3. When someone on your team has a conflict of interest
Conflicts of interest are more common in small businesses than in large ones, precisely because everyone knows everyone. Your head of operations went to university with the founder of one of the suppliers you are evaluating. Your business partner’s sibling works at the firm you are about to award a contract to. Your procurement lead has done consulting work for one of the tenderers.
None of these situations are inherently problematic. They become problematic when they are not declared and managed.[3] Probity requires that conflicts of interest are identified, disclosed, and handled: either by recusing the conflicted person from the evaluation, or by documenting how the conflict was managed and why it did not affect the outcome.
KEY TAKEAWAY
Conflicts of interest are not disqualifying.

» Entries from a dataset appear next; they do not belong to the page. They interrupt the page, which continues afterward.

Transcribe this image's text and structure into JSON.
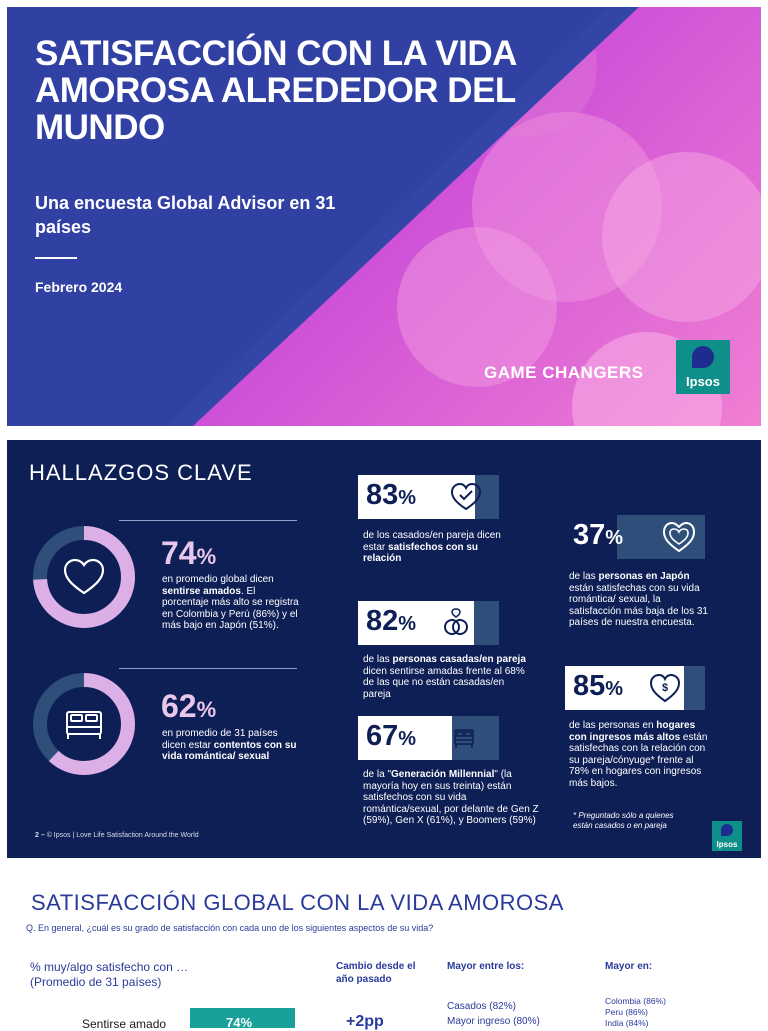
{
  "cover": {
    "title": "SATISFACCIÓN CON LA VIDA AMOROSA ALREDEDOR DEL MUNDO",
    "subtitle": "Una encuesta Global Advisor en 31 países",
    "date": "Febrero 2024",
    "tagline": "GAME CHANGERS",
    "logo": "Ipsos"
  },
  "findings": {
    "heading": "HALLAZGOS CLAVE",
    "loved": {
      "value": "74",
      "unit": "%",
      "percent": 74,
      "text_pre": "en promedio global dicen ",
      "text_bold": "sentirse amados",
      "text_post": ". El porcentaje más alto se registra en Colombia y Perú (86%) y el más bajo en Japón (51%)."
    },
    "content": {
      "value": "62",
      "unit": "%",
      "percent": 62,
      "text_pre": "en promedio de 31 países dicen estar ",
      "text_bold": "contentos con su vida romántica/ sexual",
      "text_post": ""
    },
    "married": {
      "value": "83",
      "unit": "%",
      "percent": 83,
      "text_pre": "de los casados/en pareja dicen estar ",
      "text_bold": "satisfechos con su relación",
      "text_post": ""
    },
    "married_loved": {
      "value": "82",
      "unit": "%",
      "percent": 82,
      "text_pre": "de las ",
      "text_bold": "personas casadas/en pareja",
      "text_post": " dicen sentirse amadas frente al 68% de las que no están casadas/en pareja"
    },
    "millennial": {
      "value": "67",
      "unit": "%",
      "percent": 67,
      "text_pre": "de la \"",
      "text_bold": "Generación Millennial",
      "text_post": "\" (la mayoría hoy en sus treinta) están satisfechos con su vida romántica/sexual, por delante de Gen Z (59%), Gen X (61%), y Boomers (59%)"
    },
    "japan": {
      "value": "37",
      "unit": "%",
      "percent": 37,
      "text_pre": "de las ",
      "text_bold": "personas en Japón",
      "text_post": " están satisfechas con su vida romántica/ sexual, la satisfacción más baja de los 31 países de nuestra encuesta."
    },
    "income": {
      "value": "85",
      "unit": "%",
      "percent": 85,
      "text_pre": "de las personas en ",
      "text_bold": "hogares con ingresos más altos",
      "text_post": " están satisfechas con la relación con su pareja/cónyuge* frente al 78% en hogares con ingresos más bajos."
    },
    "note": "* Preguntado sólo a quienes están casados o en pareja",
    "footer_num": "2 –",
    "footer_text": "© Ipsos | Love Life Satisfaction Around the World",
    "logo": "Ipsos"
  },
  "global": {
    "heading": "SATISFACCIÓN GLOBAL CON LA VIDA AMOROSA",
    "question": "Q. En general, ¿cuál es su grado de satisfacción con cada uno de los siguientes aspectos de su vida?",
    "left_head_1": "% muy/algo satisfecho con …",
    "left_head_2": "(Promedio de 31 países)",
    "col_change": "Cambio desde el año pasado",
    "col_highest_among": "Mayor entre los:",
    "col_highest_in": "Mayor en:",
    "row_label": "Sentirse amado",
    "row_value": "74%",
    "row_change": "+2pp",
    "highest_among": [
      "Casados (82%)",
      "Mayor ingreso (80%)"
    ],
    "highest_in": [
      "Colombia (86%)",
      "Peru (86%)",
      "India (84%)"
    ]
  }
}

Undisclosed conflicts of interest are.
4. When you are applying for grants or public funding
Grant programmes and public funding bodies expect probity from applicants and recipients. This includes being transparent about how funds will be used, disclosing relationships that might create conflicts, and maintaining records that demonstrate accountability for the money received. Failing probity standards in a grant process can result in funding being clawed back well after the money has been spent.
What Probity Looks Like in Practice for an SMB
Probity does not require a dedicated compliance team. For most small businesses, it comes down to four habits.
• A clear, documented process before you start.
• Evaluation criteria set before you speak to any suppliers.
• A register of conflicts of interest completed and kept on file.
• A record of decisions that someone else could follow without your verbal explanation.
That is the whole framework. No legal function required. No consultants on retainer. Just the discipline of doing the process properly and writing it down.
The Cost of Getting It Wrong
A failed procurement process can cost a small business a contract, a supplier relationship, a grant, or a legal dispute. The most common cause is not fraud or deliberate misconduct. It is informal decision-making, missing documentation, and conflicts of interest that were never declared because nobody thought it mattered.
Opinions are like bellybuttons. Everyone has a view on who should have won the contract. Probity is how you stop that from becoming your problem.
Closing Reflection
Small businesses make high-stakes buying decisions without the resources of a large procurement team. That does not mean those decisions can be made casually. The moment a significant amount of money changes hands, or a competitive process takes place, the standard is the same: fair, transparent, impartial, accountable. Probity is how you meet it.